In Chapter CCXLIV of Violet Crepuscular’s epic romance, Oy, Rodney, Lady Margo Cargo mysteriously disappears on her way to her wedding to Lord Jeremy Coldsore. In Chapter CCXLV, Ms. Crepuscular devotes 40 pages to the replacement of the light bulb that burned out while she was writing. This is high literary art, if you like that sort of thing.
In Chapter CCXLVI, the American adventurer Willis Twombley suggests forming a search party. “It ought to be pretty easy to track down an old lady with a wooden leg,” he says. Lord Jeremy does not like to hear his bride described as an old lady with a wooden leg, but he lets it slide. And Sardanapalus Tingleworth, the man with one buttock who has been blamed for all this, volunteers to lead the party. This persuades Lord Jeremy not to have him executed on the spot. Scurveyshire’s local hangman, Will Slopp, is disappointed.
Lady Margo’s trail leads from her lavish country house to the vicar’s back yard and peters out a few yards from the vicar’s wading pool. This is where Crusty the Butler found Lady Margo’s upholstered wooden leg. It is evident to all that Lady Margo has been sucked under the wading pool.
Twombley checks his revolver to make sure it’s loaded. “We gotta follow her under the pool if we want to get her back,” he says.

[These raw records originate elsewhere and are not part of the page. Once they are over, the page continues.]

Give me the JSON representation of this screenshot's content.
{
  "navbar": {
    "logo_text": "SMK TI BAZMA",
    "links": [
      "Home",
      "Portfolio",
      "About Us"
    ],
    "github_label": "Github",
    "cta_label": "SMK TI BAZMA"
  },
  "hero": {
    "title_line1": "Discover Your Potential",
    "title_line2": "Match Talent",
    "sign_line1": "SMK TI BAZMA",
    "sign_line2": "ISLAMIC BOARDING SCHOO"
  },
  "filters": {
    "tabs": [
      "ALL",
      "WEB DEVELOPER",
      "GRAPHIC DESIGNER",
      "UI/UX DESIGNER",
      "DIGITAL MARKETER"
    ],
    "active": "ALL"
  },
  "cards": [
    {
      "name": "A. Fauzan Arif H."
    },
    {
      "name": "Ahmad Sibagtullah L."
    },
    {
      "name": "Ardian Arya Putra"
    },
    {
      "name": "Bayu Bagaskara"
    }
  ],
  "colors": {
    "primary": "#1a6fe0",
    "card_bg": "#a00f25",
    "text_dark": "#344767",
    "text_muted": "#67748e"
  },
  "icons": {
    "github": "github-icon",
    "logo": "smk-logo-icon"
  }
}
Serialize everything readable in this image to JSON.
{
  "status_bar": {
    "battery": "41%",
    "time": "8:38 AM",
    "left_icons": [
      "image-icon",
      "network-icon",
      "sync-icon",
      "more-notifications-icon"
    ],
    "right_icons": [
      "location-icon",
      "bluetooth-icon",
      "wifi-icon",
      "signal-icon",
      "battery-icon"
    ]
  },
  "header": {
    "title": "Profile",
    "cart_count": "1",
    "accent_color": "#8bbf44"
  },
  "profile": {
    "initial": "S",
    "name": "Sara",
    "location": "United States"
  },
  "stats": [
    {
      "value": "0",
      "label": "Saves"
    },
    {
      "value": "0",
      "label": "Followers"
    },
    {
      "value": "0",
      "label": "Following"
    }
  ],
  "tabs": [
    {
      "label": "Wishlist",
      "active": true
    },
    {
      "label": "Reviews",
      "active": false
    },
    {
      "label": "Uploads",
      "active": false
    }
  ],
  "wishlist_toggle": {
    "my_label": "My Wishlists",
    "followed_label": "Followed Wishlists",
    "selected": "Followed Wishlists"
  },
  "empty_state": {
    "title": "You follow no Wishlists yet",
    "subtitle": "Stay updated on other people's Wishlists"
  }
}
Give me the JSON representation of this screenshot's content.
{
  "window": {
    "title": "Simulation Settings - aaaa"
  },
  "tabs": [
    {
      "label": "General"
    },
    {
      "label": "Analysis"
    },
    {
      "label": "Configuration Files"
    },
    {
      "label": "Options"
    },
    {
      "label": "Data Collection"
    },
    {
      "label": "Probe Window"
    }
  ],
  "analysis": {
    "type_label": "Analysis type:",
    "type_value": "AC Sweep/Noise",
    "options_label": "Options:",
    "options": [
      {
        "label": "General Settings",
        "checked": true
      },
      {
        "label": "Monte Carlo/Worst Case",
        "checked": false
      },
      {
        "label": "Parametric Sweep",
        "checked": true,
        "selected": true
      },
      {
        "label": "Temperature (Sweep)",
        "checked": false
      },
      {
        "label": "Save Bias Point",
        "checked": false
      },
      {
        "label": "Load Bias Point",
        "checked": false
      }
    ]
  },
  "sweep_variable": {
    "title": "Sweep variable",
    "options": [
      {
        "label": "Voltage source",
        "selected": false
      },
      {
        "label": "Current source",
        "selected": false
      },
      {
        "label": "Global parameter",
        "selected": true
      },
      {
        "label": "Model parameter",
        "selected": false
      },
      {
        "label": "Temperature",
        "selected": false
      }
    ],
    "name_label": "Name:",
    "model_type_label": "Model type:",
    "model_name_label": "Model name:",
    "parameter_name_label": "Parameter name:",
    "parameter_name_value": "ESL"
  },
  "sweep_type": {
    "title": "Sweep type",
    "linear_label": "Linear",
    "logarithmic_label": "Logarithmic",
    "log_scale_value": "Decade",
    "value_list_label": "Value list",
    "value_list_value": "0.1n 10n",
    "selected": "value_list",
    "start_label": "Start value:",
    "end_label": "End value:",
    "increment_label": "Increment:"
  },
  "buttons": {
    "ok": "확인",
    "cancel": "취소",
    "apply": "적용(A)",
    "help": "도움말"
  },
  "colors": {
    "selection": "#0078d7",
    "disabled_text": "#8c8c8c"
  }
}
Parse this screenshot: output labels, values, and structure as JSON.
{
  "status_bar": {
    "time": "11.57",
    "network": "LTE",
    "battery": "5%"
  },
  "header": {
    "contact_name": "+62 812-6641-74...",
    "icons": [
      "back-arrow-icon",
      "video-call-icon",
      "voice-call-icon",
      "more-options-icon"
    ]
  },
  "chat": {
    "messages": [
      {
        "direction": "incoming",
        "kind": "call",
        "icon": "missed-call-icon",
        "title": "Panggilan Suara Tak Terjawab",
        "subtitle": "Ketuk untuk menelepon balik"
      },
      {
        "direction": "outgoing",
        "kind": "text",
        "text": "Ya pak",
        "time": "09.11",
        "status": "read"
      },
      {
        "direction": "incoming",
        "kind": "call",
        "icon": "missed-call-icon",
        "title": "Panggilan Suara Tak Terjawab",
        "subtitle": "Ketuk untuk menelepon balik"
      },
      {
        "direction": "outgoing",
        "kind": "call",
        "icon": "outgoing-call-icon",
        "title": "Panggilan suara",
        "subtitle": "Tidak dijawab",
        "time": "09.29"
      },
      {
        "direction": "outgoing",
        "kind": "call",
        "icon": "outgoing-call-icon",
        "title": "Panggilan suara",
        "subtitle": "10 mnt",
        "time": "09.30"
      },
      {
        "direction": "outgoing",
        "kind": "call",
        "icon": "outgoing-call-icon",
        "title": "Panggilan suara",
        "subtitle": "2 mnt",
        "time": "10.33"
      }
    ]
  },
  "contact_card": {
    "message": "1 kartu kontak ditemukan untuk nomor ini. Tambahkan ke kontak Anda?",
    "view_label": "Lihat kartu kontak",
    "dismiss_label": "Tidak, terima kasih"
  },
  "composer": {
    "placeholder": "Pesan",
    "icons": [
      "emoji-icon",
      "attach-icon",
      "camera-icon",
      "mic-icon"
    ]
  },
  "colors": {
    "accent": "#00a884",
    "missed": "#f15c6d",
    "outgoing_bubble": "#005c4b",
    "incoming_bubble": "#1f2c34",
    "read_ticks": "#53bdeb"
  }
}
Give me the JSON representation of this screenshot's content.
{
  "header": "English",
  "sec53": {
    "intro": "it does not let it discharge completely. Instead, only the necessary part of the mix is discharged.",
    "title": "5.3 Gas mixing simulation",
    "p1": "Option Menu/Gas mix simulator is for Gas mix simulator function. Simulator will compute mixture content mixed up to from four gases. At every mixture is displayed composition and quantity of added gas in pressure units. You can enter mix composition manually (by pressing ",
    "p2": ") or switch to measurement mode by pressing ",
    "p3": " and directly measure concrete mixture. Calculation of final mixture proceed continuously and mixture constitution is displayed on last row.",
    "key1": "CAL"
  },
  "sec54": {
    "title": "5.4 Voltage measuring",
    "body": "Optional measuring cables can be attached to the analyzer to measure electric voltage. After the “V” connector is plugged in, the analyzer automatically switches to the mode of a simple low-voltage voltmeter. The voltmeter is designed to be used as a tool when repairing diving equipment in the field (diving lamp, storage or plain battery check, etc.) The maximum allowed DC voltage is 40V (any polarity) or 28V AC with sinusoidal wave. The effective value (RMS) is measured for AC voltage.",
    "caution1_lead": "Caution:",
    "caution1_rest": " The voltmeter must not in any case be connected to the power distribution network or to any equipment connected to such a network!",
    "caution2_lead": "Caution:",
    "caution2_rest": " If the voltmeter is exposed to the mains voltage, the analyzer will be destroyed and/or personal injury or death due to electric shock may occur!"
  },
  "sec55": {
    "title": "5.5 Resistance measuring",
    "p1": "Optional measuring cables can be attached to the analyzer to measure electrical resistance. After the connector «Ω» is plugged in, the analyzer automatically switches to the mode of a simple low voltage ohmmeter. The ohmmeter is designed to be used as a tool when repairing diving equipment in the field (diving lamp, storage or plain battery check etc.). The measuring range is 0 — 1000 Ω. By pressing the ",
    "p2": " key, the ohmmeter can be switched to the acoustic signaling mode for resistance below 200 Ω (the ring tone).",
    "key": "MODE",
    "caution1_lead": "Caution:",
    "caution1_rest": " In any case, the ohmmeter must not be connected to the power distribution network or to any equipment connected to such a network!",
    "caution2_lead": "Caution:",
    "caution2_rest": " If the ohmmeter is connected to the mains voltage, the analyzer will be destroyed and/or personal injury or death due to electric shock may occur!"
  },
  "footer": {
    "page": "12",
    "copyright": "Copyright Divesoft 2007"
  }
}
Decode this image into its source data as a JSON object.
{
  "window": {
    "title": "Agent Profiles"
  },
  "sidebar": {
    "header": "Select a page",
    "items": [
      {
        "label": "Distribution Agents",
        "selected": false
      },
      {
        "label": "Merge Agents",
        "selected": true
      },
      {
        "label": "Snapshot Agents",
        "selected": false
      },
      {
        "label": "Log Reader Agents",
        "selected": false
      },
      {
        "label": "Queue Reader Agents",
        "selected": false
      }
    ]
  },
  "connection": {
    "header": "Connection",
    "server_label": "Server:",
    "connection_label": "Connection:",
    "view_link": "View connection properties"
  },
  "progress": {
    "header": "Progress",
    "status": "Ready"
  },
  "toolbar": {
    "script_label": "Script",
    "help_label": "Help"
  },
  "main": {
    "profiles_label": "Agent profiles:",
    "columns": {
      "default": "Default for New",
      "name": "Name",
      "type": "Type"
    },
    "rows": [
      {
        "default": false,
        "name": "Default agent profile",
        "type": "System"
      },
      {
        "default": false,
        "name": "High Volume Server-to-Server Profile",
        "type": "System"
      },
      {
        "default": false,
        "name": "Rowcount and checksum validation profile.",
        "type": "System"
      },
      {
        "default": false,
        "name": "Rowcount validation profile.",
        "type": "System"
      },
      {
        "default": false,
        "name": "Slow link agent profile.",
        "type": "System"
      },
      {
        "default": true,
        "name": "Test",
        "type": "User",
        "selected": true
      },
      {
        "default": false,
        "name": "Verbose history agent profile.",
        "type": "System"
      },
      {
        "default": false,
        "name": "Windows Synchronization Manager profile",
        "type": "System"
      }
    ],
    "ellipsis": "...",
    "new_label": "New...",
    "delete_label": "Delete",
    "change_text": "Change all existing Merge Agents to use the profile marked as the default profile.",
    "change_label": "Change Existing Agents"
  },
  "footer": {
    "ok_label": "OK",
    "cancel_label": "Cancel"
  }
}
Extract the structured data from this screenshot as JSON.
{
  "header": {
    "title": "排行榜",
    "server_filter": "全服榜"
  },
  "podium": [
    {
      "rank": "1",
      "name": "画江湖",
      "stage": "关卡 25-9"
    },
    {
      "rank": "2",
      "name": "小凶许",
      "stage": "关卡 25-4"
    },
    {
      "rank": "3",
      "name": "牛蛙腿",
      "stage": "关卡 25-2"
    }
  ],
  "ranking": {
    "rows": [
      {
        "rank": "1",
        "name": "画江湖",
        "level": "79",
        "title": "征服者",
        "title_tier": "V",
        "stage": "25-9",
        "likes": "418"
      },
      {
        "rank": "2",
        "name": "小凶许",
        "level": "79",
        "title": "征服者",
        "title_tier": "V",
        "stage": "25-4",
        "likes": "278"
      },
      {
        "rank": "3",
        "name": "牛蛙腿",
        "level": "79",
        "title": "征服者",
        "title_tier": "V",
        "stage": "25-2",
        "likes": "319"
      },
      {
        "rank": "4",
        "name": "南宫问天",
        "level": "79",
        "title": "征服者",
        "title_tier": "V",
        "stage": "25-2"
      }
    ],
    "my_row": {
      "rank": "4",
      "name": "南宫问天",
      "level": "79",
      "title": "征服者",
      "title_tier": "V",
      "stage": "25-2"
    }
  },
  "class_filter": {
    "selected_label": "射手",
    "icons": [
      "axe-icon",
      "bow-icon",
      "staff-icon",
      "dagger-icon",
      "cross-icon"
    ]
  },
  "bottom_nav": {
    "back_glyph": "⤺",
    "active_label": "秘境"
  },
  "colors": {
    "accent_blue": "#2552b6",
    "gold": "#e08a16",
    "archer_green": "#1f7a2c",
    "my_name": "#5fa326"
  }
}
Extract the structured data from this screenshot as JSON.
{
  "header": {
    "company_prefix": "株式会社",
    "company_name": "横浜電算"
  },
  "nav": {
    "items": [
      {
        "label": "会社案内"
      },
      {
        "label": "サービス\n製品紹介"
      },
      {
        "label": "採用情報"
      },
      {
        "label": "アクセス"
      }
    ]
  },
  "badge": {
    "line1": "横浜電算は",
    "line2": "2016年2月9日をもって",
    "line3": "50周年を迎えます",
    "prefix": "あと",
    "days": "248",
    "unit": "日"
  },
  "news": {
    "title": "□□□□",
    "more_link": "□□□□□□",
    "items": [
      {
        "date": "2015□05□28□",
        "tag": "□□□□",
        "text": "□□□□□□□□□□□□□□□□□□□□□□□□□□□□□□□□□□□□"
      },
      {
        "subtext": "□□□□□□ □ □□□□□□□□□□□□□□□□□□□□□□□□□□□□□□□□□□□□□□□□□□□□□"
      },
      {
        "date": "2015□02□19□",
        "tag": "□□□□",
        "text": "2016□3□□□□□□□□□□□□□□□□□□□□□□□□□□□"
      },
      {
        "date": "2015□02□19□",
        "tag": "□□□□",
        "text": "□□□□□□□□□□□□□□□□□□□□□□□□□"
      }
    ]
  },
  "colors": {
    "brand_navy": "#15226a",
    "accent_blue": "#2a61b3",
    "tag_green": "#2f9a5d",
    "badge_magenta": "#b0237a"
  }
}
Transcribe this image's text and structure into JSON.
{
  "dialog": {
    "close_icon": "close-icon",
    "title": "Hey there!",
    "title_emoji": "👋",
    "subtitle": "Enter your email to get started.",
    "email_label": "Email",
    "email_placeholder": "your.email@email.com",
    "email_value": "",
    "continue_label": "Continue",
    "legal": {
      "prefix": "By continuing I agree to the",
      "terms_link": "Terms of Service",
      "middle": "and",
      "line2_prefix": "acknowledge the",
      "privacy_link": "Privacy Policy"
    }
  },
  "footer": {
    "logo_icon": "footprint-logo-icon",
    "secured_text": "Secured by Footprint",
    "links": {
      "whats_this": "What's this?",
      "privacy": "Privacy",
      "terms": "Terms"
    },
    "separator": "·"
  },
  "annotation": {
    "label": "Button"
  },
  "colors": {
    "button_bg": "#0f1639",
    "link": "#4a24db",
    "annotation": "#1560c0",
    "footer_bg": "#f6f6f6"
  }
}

One by one, the members of the search party suddenly remember important errands that they have to do, make excuses, and leave. Soon it’s only Lord Jeremy, Twombley, Crusty, and Mr. Tingleworth standing in front of the pool.
“I don’t like that name, ‘Sardanapalus,'” says Twombley. “It sounds like an Assyrian name. Maybe I better just shoot this varmint.”
“Please, sir! It’s not an Assyrian name at all!” cries Tingleworth. “Besides, I volunteer to search for Lady Margo under the pool.”
No sooner does he say this than a huge, slimy, black-and-blue tentacle shoots out, lashes itself around Crusty’s legs, and whisks him under the pool.
“I am running out of patience with the vicar’s hemming and hawing about getting rid of this blasted pool!” declares Lord Jeremy. In his heart of hearts, he is reluctant to follow Lady Margo and her butler into unimaginable peril.
“And here I must end the chapter,” writes Violet Crepuscular, “or I won’t have anything to write about in Chapter CCXLVII.” We suspect she has not yet decided how to imagine an unimaginable peril.